Your answer should show five B+ trees. Notice: each operation is applied to the tree resulting from the previous operation. That is, your answer in part e. should represent the tree with 70, 155, and 165 inserted and 10 and 8 deleted.

2. [30 points] Imagine a database application that allows sailors to reserve boats from a yacht club. The relational schema used includes two relations: Sailors (sid, rating, age) and Reserves (sid, bid), where sid is sailor ID and bid is boat ID. Assume that the higher the boat ID, the “harder” the boat is to sail. The following query asks for the minimal age of sailors in every rating class, but only if someone (not necessarily the youngest sailor) reserved a boat of ID greater than 100.

SELECT S.rating, Min(age)

FROM Reserves R, Sailors S

WHERE R.sid=S.sid

GROUP BY S.rating

HAVING Min(age) < 20 AND Max(bid) > 100

a. Can one or both of the predicates in the HAVING clause be pushed through the grouping into the WHERE clause? Why or why not.

b. Same question, but assuming that the select clause also includes Max(age) (i.e., we’re asking for the youngest and oldest sailors of every rating group.

3. [30 points] Consider the following schema:

Subscriber (ssn, name, city-name)

City (city-name, route-code, region-id)

Region (region-id, name, delivery-code, report)

Assume that each Subscriber record is 30 bytes long, each City record is 50 bytes long, and each Region record is 1000 bytes long on average. There are 15,000 tuples in Subscriber, 5000 tuples in City, and 1500 tuples in Region. Page size is 2000 bytes, and there are 20 pages available in the buffer pool. You can assume uniform distribution of values whenever necessary.

Consider the query:

SELECT *

FROM Subscriber S, City C, Region R

WHERE S.city-name = C.city-name AND C.region-id = R.region-id

a. Suggest a query execution plan for this query. Specify which join algorithms you’re using at every point. Estimate the cost of the plan using the formulas given in class.

b. The original database does not contain indexes. As a database administrator, choose one index that you think will have most impact on performance, and show a query plan that will utilize this index. Estimate the cost of your proposed plan.

Note that city-name is NOT a key of City. Remember to make explicit any assumptions you are making.

4. [20 points] Consider the following schema.

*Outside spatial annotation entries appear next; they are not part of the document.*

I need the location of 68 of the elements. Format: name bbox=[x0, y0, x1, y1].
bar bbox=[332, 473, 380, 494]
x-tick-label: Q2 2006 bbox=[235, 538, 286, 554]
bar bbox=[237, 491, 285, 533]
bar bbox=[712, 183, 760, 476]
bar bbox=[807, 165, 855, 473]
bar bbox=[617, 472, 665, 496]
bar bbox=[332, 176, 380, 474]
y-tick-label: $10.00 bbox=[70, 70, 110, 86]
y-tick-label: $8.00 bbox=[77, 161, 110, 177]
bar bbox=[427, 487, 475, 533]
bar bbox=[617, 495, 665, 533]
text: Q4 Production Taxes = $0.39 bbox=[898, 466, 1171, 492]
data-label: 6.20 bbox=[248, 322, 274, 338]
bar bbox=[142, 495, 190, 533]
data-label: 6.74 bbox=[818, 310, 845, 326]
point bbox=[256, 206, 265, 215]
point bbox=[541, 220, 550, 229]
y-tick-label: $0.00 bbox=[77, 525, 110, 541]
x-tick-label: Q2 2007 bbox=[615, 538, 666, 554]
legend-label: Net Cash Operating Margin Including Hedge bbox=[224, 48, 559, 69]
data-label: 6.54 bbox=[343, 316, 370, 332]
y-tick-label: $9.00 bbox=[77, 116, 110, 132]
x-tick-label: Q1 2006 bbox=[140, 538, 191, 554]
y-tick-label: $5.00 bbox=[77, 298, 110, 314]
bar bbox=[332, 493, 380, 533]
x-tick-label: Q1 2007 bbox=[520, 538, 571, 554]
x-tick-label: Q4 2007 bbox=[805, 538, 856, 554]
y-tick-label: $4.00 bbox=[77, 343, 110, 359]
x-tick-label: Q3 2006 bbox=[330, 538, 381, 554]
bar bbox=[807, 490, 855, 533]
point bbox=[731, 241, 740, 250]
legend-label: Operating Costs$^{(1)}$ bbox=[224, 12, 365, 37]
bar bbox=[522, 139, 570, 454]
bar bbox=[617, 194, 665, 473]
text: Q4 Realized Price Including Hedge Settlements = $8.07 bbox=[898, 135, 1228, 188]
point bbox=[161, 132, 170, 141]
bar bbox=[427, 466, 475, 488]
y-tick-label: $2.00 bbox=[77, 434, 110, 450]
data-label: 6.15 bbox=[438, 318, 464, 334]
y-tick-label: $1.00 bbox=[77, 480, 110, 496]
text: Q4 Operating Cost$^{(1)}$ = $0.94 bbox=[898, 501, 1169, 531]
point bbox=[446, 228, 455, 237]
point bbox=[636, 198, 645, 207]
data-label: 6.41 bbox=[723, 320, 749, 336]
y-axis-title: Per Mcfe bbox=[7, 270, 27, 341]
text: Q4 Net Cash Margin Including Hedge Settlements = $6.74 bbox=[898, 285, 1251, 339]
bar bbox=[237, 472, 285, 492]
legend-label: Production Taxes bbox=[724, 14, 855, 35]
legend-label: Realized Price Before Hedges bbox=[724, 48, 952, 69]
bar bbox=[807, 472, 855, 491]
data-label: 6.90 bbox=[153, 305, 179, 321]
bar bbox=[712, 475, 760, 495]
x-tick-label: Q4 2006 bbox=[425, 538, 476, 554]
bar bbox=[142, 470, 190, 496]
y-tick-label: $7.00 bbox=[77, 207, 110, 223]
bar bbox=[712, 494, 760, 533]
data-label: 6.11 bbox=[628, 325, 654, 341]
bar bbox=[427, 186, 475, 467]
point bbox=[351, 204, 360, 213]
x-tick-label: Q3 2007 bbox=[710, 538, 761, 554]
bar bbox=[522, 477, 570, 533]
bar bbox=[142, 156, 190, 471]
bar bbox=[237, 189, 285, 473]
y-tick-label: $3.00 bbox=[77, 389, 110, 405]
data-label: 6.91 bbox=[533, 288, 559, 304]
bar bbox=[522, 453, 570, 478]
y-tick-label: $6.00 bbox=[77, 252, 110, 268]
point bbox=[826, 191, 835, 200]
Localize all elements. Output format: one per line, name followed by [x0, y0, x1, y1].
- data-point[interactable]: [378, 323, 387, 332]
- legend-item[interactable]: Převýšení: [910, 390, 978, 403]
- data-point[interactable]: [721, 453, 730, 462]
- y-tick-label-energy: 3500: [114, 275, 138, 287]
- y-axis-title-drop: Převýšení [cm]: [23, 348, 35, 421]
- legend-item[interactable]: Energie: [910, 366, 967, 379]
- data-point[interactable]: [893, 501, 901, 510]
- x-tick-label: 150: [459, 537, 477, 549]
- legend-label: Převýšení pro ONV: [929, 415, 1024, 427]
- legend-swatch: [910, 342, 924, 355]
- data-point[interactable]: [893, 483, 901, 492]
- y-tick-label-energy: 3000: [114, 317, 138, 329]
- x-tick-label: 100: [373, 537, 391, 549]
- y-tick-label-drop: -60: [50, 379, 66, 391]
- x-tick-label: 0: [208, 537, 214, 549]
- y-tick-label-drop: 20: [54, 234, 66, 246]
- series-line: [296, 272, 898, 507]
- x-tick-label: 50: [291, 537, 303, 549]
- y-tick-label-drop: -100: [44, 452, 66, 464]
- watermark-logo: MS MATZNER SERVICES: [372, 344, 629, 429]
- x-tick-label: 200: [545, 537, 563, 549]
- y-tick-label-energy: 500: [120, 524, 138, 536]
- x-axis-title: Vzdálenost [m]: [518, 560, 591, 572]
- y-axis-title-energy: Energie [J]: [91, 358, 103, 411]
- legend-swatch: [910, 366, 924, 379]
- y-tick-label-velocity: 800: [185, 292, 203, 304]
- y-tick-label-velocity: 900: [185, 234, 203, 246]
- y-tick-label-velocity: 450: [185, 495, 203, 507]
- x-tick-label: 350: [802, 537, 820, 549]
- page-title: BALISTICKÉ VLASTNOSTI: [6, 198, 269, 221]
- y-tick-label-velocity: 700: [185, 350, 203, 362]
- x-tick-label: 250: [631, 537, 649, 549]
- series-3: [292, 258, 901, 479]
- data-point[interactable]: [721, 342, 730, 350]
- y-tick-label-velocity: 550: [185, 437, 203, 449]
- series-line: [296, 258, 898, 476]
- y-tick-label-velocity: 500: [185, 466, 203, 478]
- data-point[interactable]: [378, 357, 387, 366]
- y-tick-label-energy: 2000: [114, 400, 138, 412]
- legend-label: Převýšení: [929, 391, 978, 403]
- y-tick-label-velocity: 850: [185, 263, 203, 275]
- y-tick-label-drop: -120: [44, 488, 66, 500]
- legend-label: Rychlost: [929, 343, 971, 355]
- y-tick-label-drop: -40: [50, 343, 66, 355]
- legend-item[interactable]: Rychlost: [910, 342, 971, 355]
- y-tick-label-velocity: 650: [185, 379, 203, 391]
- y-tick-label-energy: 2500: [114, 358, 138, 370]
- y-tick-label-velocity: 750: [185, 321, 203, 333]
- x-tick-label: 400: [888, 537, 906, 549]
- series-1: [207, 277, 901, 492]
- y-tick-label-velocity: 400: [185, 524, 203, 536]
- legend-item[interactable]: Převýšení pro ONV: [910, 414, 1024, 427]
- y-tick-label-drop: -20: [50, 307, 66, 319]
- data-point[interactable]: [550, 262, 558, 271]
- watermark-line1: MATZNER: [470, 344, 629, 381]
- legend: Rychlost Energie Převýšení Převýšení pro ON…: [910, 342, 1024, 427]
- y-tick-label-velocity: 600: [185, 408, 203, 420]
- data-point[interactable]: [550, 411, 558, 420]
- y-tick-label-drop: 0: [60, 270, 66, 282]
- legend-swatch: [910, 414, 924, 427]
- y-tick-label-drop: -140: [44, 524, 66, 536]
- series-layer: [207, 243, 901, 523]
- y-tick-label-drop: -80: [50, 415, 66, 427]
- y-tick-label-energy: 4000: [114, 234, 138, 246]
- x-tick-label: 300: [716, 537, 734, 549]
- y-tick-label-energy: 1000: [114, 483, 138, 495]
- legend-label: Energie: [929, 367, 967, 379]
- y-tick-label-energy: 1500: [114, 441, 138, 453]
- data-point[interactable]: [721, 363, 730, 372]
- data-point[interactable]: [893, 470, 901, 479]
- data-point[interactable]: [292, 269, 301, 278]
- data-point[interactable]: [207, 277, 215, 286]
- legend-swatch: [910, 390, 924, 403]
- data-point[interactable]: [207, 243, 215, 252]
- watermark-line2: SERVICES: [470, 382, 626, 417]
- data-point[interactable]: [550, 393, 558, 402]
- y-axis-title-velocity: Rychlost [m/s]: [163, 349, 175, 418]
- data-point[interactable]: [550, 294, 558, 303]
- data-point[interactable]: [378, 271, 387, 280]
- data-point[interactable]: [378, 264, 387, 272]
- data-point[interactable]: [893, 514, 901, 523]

Note that in this schema, every purchase involves a single book.

Books (ISBN, Title, AuthorID, PublisherID, SubjectArea, Price)

Authors (AuthorID, AuthorName, Nationality, LitGenre)

Bookstores (StoreID, StoreName, Address)

Publishers (PublisherID, PublisherName, Address)

Customers (SSN, CustomerName, PurchaseID)

Purchases (PurchaseID, ISBN, StoreID, Month)

Availability (ISBN, StoreID, Quantity)

Let Q be the query that lists the customer names and the total amount of money spent on books (at any store) by each customer who bought more than two books at Barnes & Noble this month.

Consider the following views:

CREATE VIEW V1 AS

SELECT SSN, StoreName, Sum(Price) as SumPurchases, Count(*) as NumPurchases

FROM Customers C, Purchases P, Books B, Bookstores S

WHERE C.PurchaseID=P.PurchaseID AND

P.ISBN = B.ISBN AND

P.StoreID = S.StoreID

GROUP BY SSN, StoreName

CREATE VIEW V2 AS

SELECT SSN, StoreName, Sum(Price) as SumPurchases, Count(*) as NumPurchases

FROM Customers C, Purchases P, Books B, Publishers Pb, Bookstores S

WHERE C.PurchaseID=P.PurchaseID AND

P.ISBN = B.ISBN AND

P.StoreID = S.StoreID AND

Pb.PublisherID=B.PublisherID AND

PublisherName=”Addison Wesley”

GROUP BY SSN, StoreName

a. Can the query Q be written using the view V 1? If so, show how. Otherwise, argue why not.

b. Same for V2.